The commercial benefit of implementing electrospinning in the meat processing sector is highly dependent on its economic relevance, accuracy, customer acceptance, and consideration of particular legislation governing the implementation of this technology as recently discussed for nanotechnology [27]. In this light, the present review intends to discuss the application of electrospinning process in the meat industry by (i) providing a comprehensive overview on processing, formulation, characterization, and types of electrospun fibres currently developed, (ii) critically discussing the role of electrospun fibres in meat processing, preservation and safety, and (iii) addressing research gaps and challenges that could result in a new paradigm for the meat industry.

2. Strategies of Electrospinning Process

Electrospinning is a low-cost and high-efficiency electrohydrodynamic processing for producing micron, submicron, or ultrathin and nanoscale electrospun polymers [28]. Electrospun fibres have a low density, large porosity, and variable pore size as mats [17,39]. Furthermore, the flexibility to change their thickness, length, area-to-volume ratio, surface chemistry, and composition allows us to tailor their properties to fit specific purposes. Electrospinning has been utilized for a range of food applications through playing different roles such as (i) food processing; (ii) transport and controlled release of bioactive substances; (iii) detecting pathogens and increasing food safety; and (iv) the development of packaging systems able to increase the shelf life and improve food safety and quality.
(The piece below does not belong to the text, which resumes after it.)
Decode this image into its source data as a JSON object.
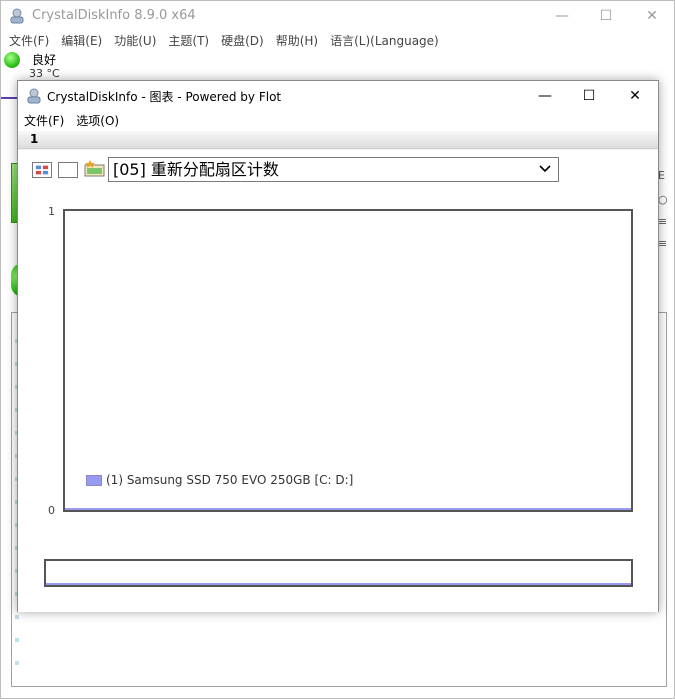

An electrospinning process consists of a grounded collector (to collect the electrospun fibres) positioned at 10 to 30 cm of a spinneret tip, such as a metallic needle or capillary tube (to withdraw the polymer solution), connected to a high-voltage power supply (5–30 kV), which generates a high electric field (typically 1–5 kV cm−1) between the needle and collector. The polymer solution is infused through the tip by an infusion pump pressing a syringe piston or tubing to hold the solubilized or melted polymer [28]. Electrospun fibres are formed by the high-voltage electric field on the surface of polymer solution droplets, causing a liquid jet to be ejected through a spinneret [40]. A high voltage induces free charges in the polymer solution in the capillary distorting the hemispherical surface of the droplet into a conical shape (i.e., Taylor cone) near the tip of the capillary. This occurs mainly thanks to two significant electrostatic forces (the electrostatic repulsion of similar charges and the Coulombic force of the external electric field) [41]. A charged polymer jet is released from the tip of the Taylor cone once the electrostatic force has counteracted the surface tension. The unevenly distributed charges generate whipping or bending motion of the jet as it is propelled towards the collector. As a result of the elongation of the jet and the quick evaporation of the solvent, solid polymer fibres are collected as a randomly or oriented electrospun mat on the grounded collector [42,43].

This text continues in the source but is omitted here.